Ken Downie, Ed Handley, and Andy Turner split their talents across numerous solo aliases on the trio’s previous Warp album Bytes; their 1995 album Spanners saw them recombine into a macrocosm of constantly shifting, expert electronic creations. The Black Dog were not ones for interviews during the 90s, preferring to let the personality embedded in the music speak for itself. Not a hard feat at all when the productions of Spanners are bursting at the seams with variety and idiosyncrasy.
While the markers of a wide musical spectrum appear across the album, (the filtered synth stabs of acid, the propulsive four to the floor of house and techno, glimpses of vocal samples and raring horns), The Black Dog operate entirely outside of genre. The gigantic, ever morphing centrepiece of the album’s first leg ‘Psil-cosyin’ is a sparking, molten cut seesawing in all different directions between dance and abstract soundscape. Its clangs of cowbells and siren-like wind instruments are perfectly at home with intersecting acid synth lines and technoid rhythms, creating a verdant and vibrant sonic playground.

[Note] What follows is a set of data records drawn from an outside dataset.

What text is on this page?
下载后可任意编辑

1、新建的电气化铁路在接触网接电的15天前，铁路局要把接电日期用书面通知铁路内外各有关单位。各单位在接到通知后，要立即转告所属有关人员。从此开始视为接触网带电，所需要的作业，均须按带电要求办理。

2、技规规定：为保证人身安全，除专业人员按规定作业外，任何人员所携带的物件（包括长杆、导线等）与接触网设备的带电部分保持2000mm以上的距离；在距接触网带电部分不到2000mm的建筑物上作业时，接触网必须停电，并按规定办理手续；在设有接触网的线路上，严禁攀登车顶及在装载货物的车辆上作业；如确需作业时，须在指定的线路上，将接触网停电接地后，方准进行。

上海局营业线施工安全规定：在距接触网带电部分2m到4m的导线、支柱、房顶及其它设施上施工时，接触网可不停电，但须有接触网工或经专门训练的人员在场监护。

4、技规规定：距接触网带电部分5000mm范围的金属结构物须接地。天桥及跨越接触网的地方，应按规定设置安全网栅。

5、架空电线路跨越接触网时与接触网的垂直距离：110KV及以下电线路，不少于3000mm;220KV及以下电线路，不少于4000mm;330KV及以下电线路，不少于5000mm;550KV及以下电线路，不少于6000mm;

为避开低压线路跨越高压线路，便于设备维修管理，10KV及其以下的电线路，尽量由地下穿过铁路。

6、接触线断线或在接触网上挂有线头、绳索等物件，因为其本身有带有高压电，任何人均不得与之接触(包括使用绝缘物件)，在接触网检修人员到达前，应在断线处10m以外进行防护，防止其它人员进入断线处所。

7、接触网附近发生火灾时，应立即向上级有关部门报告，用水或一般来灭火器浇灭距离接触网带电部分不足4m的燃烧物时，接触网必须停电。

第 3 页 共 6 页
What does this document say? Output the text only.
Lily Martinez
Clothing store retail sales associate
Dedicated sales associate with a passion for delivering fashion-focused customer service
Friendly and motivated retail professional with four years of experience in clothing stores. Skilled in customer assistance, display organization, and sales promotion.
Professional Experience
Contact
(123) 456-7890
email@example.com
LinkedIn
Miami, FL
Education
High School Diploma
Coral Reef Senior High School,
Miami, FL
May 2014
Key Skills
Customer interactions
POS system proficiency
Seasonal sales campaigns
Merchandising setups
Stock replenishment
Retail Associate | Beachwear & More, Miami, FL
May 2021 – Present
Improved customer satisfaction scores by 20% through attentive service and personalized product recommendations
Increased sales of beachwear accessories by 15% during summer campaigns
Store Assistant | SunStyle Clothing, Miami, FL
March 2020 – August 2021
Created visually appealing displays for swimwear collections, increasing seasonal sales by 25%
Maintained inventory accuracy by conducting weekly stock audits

Spectral layers fold over each other on ‘Raxmus’, rained upon by a heavy downtempo rhythm, while sounds like paint splatters add colour in every corner. The amorphous ‘Bolt’ interludes screw Spanners’ multifarious tracks together, fastening playful explorations with an overflowing musical toolbox. Or perhaps they unscrew: the labyrinth of digital harpsichord plucks and swinging rhythms on ‘Barbola Work’ traverses left turns, and deconstructs completely in the following ‘Bolt2’. After that, we find blacksmith beats blowing steam, rubbery elastic synths and complex rhythmic patterns, and elegant glitters of harp plucks in the album’s closing moments. All this comes together to form a maximalist peak in dance music and electronica, one that has been untouched in the thirty years since.